Incumbent District 3 Councilor Frank Baker finally announced this week that, yes, he's running for re-election - and he posted the photos of him getting nomination papers at City Hall to prove it.

So far, he faces two potential candidates: Stephen McBride and Romilda Pereira.

Michelle Wu today released her education agenda to make Boston schools work, including creation of a "family cabinet" of key city officials to deal with education and related family issues, bolster funding to ensure every school has facilities such as libraries and science labs, a "Green New Deal" to update all BPS schools, creation of a "Family Corps" that would assign a guide to each family to help them through the often confusing BPS system and finally turn around Madison Park.

Wu currently has one son at the Sumner School, with her second set to join him in the fall.
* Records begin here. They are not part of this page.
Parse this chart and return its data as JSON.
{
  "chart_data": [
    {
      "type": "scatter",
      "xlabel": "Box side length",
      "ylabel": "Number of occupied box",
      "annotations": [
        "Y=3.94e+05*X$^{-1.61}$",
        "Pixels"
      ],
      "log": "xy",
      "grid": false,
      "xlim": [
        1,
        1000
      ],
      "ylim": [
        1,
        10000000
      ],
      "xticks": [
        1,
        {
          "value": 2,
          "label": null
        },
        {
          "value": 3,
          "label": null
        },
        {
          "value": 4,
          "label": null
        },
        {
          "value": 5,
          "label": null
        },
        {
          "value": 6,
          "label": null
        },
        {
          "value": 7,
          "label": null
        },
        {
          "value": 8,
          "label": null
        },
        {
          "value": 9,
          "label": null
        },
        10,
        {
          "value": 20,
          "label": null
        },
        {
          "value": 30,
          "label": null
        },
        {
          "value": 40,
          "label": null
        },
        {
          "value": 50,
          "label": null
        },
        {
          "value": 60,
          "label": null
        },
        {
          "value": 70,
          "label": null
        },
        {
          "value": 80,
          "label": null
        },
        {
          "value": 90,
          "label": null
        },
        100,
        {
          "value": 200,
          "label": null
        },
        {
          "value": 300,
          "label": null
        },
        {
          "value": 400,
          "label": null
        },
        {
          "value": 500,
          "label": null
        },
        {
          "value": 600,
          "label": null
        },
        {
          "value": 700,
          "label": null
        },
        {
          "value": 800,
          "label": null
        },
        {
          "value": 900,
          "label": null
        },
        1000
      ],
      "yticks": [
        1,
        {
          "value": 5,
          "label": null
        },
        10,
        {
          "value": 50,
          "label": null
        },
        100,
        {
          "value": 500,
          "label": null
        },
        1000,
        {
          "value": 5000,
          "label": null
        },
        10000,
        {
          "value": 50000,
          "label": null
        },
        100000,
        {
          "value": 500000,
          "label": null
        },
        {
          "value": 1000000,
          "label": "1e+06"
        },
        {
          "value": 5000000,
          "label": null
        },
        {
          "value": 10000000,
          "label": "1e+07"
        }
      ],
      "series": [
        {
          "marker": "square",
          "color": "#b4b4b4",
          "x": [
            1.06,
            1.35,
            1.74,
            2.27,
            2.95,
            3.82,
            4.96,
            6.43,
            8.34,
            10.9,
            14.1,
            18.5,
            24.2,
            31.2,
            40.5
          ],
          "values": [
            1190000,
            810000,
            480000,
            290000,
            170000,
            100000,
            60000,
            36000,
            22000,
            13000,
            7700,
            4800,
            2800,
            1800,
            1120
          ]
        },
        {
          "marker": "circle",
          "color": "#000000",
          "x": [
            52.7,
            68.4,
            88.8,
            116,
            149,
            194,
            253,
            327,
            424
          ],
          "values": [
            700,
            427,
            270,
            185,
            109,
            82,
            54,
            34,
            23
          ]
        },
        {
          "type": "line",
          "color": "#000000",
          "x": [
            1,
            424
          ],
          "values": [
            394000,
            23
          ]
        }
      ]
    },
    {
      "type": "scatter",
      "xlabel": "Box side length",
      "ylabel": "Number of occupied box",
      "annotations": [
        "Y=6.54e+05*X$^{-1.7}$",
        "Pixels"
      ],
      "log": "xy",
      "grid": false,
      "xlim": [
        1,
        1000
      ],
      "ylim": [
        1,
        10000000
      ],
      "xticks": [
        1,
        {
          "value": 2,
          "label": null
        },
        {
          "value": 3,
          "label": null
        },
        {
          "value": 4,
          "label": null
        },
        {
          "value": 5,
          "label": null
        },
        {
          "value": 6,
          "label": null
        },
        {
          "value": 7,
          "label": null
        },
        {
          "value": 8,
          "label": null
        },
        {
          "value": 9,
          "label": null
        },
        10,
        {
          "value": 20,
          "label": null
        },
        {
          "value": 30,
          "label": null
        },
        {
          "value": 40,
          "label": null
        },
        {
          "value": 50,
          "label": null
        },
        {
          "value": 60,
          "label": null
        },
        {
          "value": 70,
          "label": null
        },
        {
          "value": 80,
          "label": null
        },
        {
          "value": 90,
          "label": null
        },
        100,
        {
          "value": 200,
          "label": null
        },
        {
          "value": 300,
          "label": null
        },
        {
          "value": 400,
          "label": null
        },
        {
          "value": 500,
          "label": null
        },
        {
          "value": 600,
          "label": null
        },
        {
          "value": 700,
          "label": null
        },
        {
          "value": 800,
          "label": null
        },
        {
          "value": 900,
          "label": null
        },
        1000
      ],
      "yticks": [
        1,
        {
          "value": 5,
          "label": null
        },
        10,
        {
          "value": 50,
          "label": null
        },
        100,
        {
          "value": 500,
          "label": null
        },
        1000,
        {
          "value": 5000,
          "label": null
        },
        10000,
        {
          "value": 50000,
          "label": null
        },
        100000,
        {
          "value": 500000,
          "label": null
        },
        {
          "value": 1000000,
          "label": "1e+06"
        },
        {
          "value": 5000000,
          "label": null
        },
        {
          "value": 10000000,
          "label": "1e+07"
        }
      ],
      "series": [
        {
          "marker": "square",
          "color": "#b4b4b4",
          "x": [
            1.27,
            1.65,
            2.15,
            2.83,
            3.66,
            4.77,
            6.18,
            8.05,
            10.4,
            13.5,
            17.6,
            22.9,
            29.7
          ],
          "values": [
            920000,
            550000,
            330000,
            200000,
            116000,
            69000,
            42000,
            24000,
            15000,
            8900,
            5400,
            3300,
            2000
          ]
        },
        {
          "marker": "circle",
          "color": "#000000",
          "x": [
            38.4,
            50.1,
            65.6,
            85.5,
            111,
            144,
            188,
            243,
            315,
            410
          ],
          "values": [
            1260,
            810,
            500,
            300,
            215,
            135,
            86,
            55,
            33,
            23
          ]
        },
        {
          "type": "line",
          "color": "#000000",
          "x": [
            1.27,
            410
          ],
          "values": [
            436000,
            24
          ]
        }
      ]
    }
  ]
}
A poll by MassInc for WBUR, the Dorchester Reporter and the Boston Foundation shows 46 percent of Boston voters still undecided whom to pick for mayor, although among choosy Boston voters, City Councilor Michelle Wu (at large) and acting Mayor Kim Janey are in the lead. The other major candidates polled in single digits.

Did we mention major candidates? The Charlestown Patriot-Bridge reports 11 people took out mayoral nomination papers this week, including several people whose names you probably haven't heard of, plus perennial candidate Roy Owens, who, if he gets enough signatures, would be making an unusual bid for a citywide office. Unlike fellow annual aspirant Althea Garrison, who runs citywide from time to time (which finally rewarded her with a one-year term on the council after at-large councilor Ayanna Pressley left for Washington), Owens has typically contented himself each year with running for whatever local office is on the ballot in Roxbury.

WGBH considers whether Boston, half of which elected a native of Chicago to Congress in 2018, is ready to elect a native of Chicago for mayor. The station notes that Janey and Andrea Campbell are playing up their native roots and that the city hasn't elected somebody from away since 1925.